Welcome to the webpage of Indigenous Religious Traditions (RE 190/ES 200), a course taught in the Religion Department at Colorado College by Bruce Coriell, who serves as College Chaplain. This course seeks to understand the importance of land, ceremony and identity in contemporary native spiritual traditions.
In 2012, much of our focus will be on the Lakota. Our visit to Pine Ridge-SD will be the inspiration for many of our reflections and resources collected here. We appreciate your interest and welcome your comments.
Blessings ~ Bruce
1) To critically examine academic and popular treatments of indigenous religious traditions.
We will encounter a fascinating and suggestive literature, which seeks to understand native traditions in light of enduring questions about human religious experience. The question here is, “what can religious studies teach us about native cultures in the contemporary world?” While I am interested in reading for personal development, our first task is to understand a text on its own terms and to explore the distinctive worlds opened to us by the text. Only then, can appropriate analysis and critique occur.
2) To consider ways in which indigenous experience poses incisive questions for global religious traditions and the discipline of religious studies.

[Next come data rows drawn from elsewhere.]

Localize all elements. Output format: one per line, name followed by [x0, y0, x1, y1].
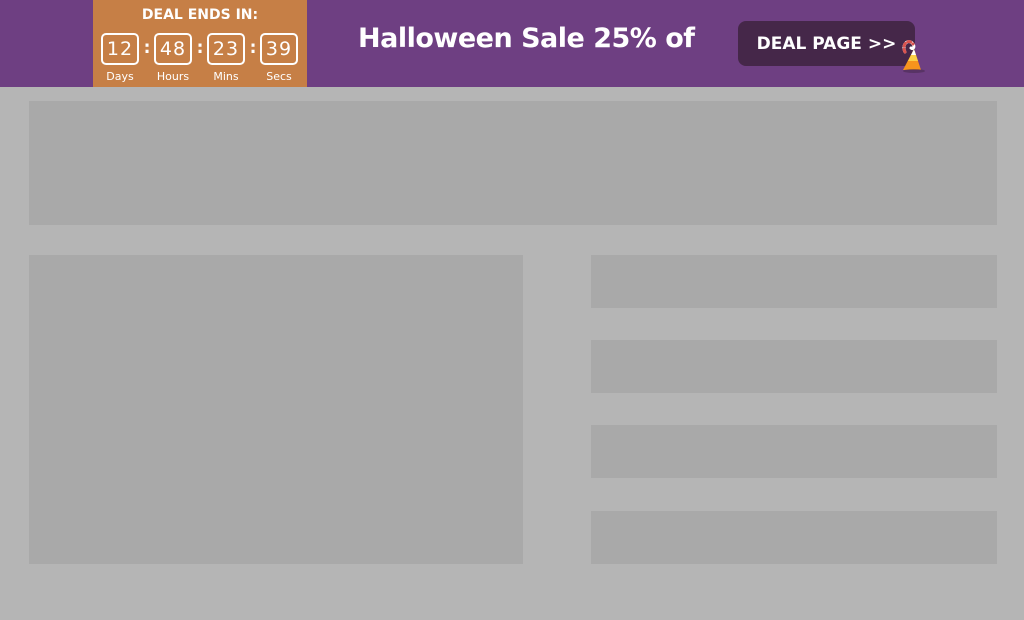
content-placeholder-row [591, 255, 997, 308]
countdown-timer: DEAL ENDS IN: 12 Days : 48 Hours : 23 Mi… [93, 0, 307, 87]
countdown-mins-label: Mins [213, 70, 239, 83]
countdown-separator: : [249, 38, 257, 58]
countdown-secs: 39 Secs [260, 33, 298, 83]
countdown-hours-label: Hours [156, 70, 190, 83]
countdown-mins-value: 23 [207, 33, 245, 65]
promo-banner: DEAL ENDS IN: 12 Days : 48 Hours : 23 Mi… [0, 0, 1024, 87]
countdown-days-value: 12 [101, 33, 139, 65]
candy-corn-icon [902, 40, 925, 73]
countdown-separator: : [196, 38, 204, 58]
countdown-title: DEAL ENDS IN: [141, 7, 259, 23]
deal-page-button-label: DEAL PAGE >> [756, 33, 897, 54]
countdown-hours-value: 48 [154, 33, 192, 65]
content-placeholder-row [591, 511, 997, 564]
content-placeholder-row [591, 425, 997, 478]
sale-headline: Halloween Sale 25% of [358, 23, 695, 54]
deal-page-button[interactable]: DEAL PAGE >> [738, 21, 915, 66]
countdown-hours: 48 Hours [154, 33, 192, 83]
countdown-mins: 23 Mins [207, 33, 245, 83]
content-placeholder-header [29, 101, 997, 225]
countdown-secs-label: Secs [266, 70, 292, 83]
countdown-separator: : [143, 38, 151, 58]
countdown-secs-value: 39 [260, 33, 298, 65]
content-placeholder-row [591, 340, 997, 393]
countdown-days-label: Days [106, 70, 134, 83]
countdown-days: 12 Days [101, 33, 139, 83]
content-placeholder-main [29, 255, 523, 564]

One temptation is to treat different tribal traditions alike or as a subset of universal human religious experience. Our visit to Pine Ridge, will allow us to concentrate on the particularity of one people and their culture. The question this raises for our course will be “in what ways does our focus on Lakota ways teach us about how we study religion?” Often, an examination of the exotic bears the most fruit when we allow it to challenge our notions of the familiar. By looking at beliefs and rituals outside of the mainstream of dominant culture, we challenge our unacknowledged historical and cultural provincialism that leads to an uncritical understanding of religion and spirituality.
3) To create a learning community, in which the opportunity to expand personal horizons fosters both inquiry and growth.
One of the most difficult and complex tasks in this course will be balancing critical reflection and genuine appreciation. I expect respect and sensitivity as we are invited to participate in ceremonies held sacred by individual hosts and their communities. Yet, I hope each of us will approach these activities with the inquiring mind of a scholar. This prospect suggests finding one’s place on the continuum between the extremes of unexamined romanticism and disdainful dismissal. Each of us has gifts to help us face this challenge together.